OutOfMemoryError: CUDA out of memory on RunPod

Question

OutOfMemoryError: CUDA out of memory on RunPod

loyal812 opened this issue a month ago · comments

Description:
While running DeepSeek Coder v2 on RunPod, I encountered a CUDA out of memory error. The error message indicated that the system attempted to allocate 20.00 MiB of memory, but GPU 0 had only 2.25 MiB free, despite having a total capacity of 23.67 GiB. The process in question had 23.66 GiB of memory in use, with 19.78 GiB allocated by PyTorch and 3.69 GiB reserved but unallocated by PyTorch.

Error Message:

OutOfMemoryError: CUDA out of memory.
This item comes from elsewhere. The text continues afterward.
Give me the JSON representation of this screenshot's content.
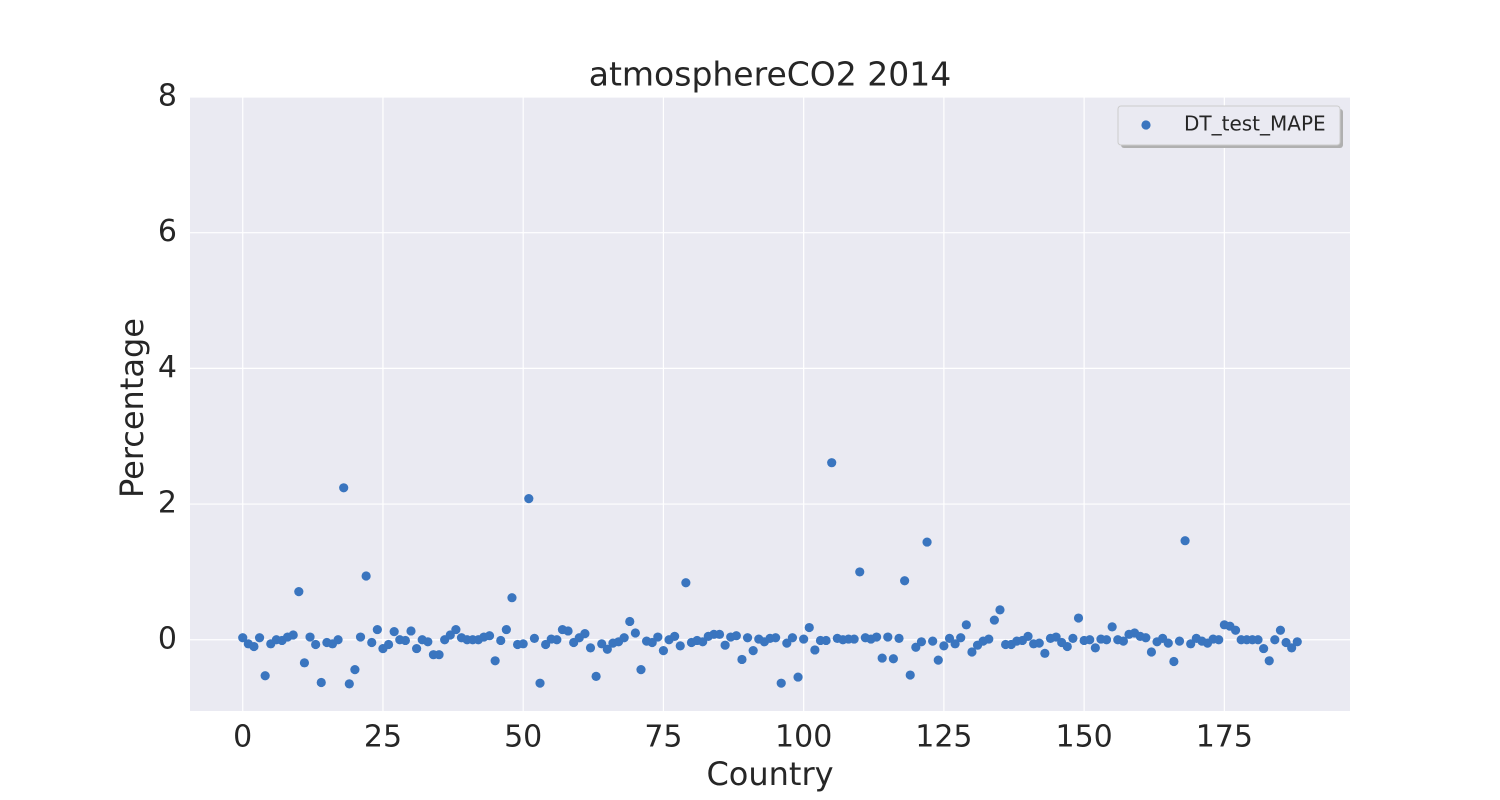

Tried to allocate 20.00 MiB. GPU 0 has a total capacty of 23.67 GiB of which 2.25 MiB is free. Process 4063579 has 23.66 GiB memory in use. Of the allocated memory 19.78 GiB is allocated by PyTorch, and 3.69 GiB is reserved by PyTorch but unallocated. If reserved but unallocated memory is large try setting max_split_size_mb to avoid fragmentation.  See documentation for Memory Management and PYTORCH_CUDA_ALLOC_CONF

Steps to Reproduce:

Deploy DeepSeek Coder v2 on RunPod.
Begin the model training or inference process.
Monitor GPU memory allocation.

Expected Behavior:
The model should run without hitting memory limits, and ideally, it should handle memory allocation more efficiently or provide a mechanism to limit memory usage.

Environment:

RunPod Platform
DeepSeek Coder Version: v2
CUDA Version: 11.8.0
PyTorch Version: 2.1.0